Wax mustachioed and suitably dressed, Carradine took his place at the piano amid great cheers from what transpires to be a regular, dedicated and growing following of quite a diverse age range.
Starting straight into the sing-along, with little introduction, Carradine really gets the atmosphere going. The evening features songs from Music Hall, Wartime, West End and some pop songs from various decades. The second half also includes ‘guest medleys’ of various themes, which change from show to show. Tonight featured a sitcom medley which included the Dad’s Army song , One Foot in the Grave, and Only Fools and Horses; and also a medley of love songs (Valentine’s Day is just around the corner) and songs from ‘Cockney’ musicals such as Oliver and My Fair Lady.
He explains that apart from song and the ‘joanna’, there are 3 main elements to a cockney sing-along – a) drink – the bar is open throughout, b) dancing – there is room at the sides and in the balcony for a knees up, and c) interjection – which he provides with gusto.
The audience need no encouragement to join in, not only singing, but gesturing, getting up on their feet, the lot.
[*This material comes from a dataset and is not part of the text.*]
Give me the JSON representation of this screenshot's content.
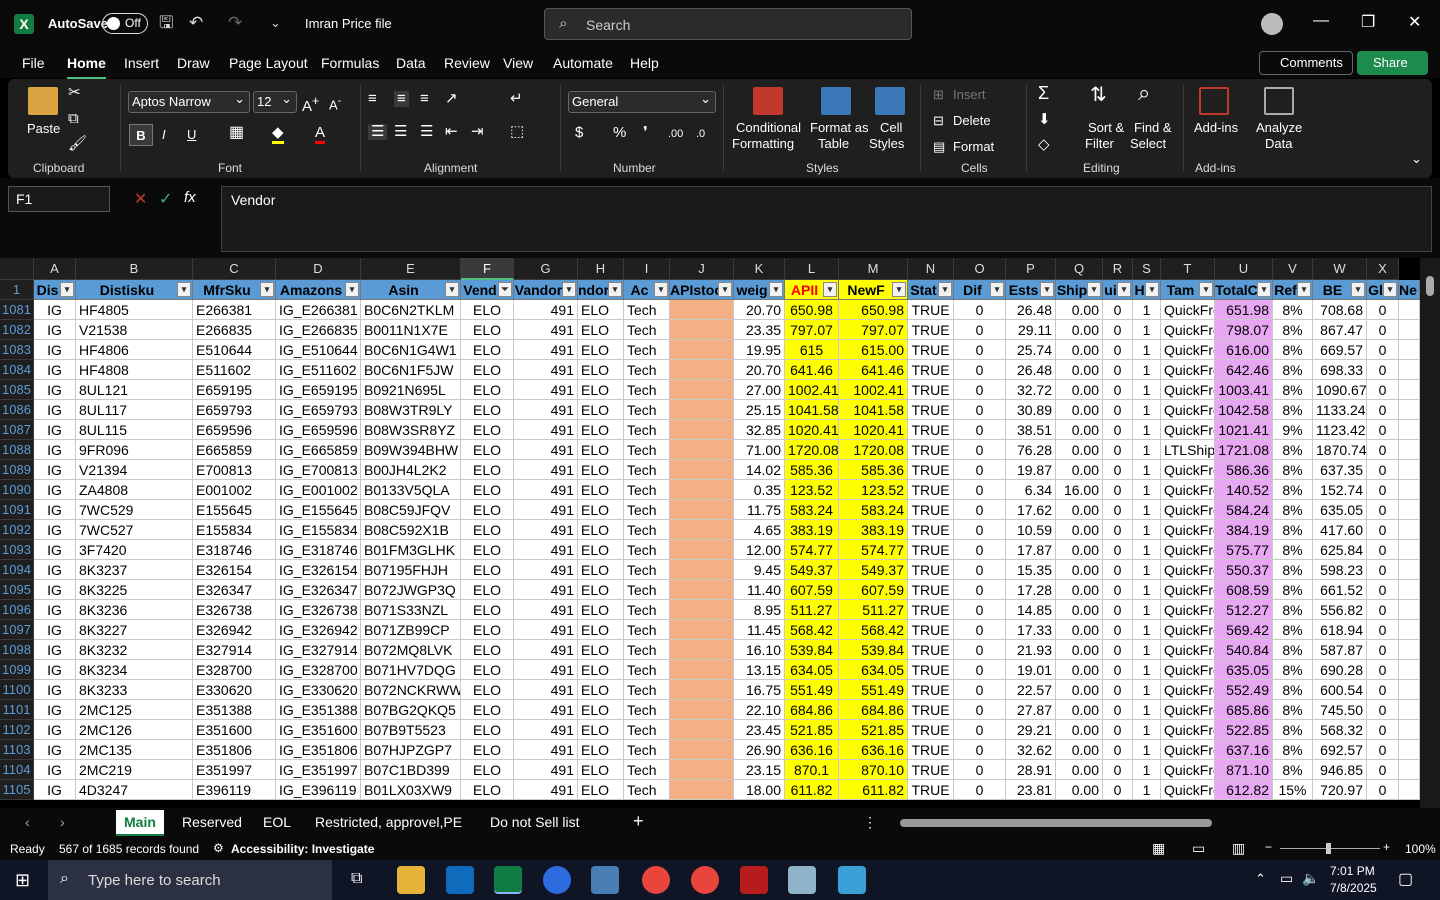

During the Wartime section, Union Jack bunting is produced and hung around the hall. The group of elderly people beside me were among the most active, but the younger audience in the rows in front were smiling and singing with enthusiasm also. This is very much a family affair, with some dressed in old cockney outfits for the occasion.
As well as an accomplished musician, Carradine is a good showman with a charming personality and very nice singing voice. The audience clearly love what he does.
Wilton’s is beautifully restored, maintaining a somewhat ‘ruined’ feel – not too polished or glitzy, very atmospheric and keeping the rough- hewn walls. The twisted pillars are particularly noteworthy. The stage is tiered and the words for the sing-along are projected on slides onto the back wall between the red velvet curtains.
This is ultimately a very simple idea – just a lot of people round a piano led by the musician – an extension of a family get-together. It has possibilities of growing, not only in terms of larger audience numbers in bigger venues, but artistically. Personally, I would like to see it enhanced by adding guest performers, interspersed with stories, and perhaps histories of the songs themselves.
It is refreshing to think that in this day and age of digital, instantaneous and over-produced everything, there is still a market for such an old-fashioned concept as a sing-along and knees-up. And well done to Tom Carradine for making it happen, especially in such a perfect venue for it.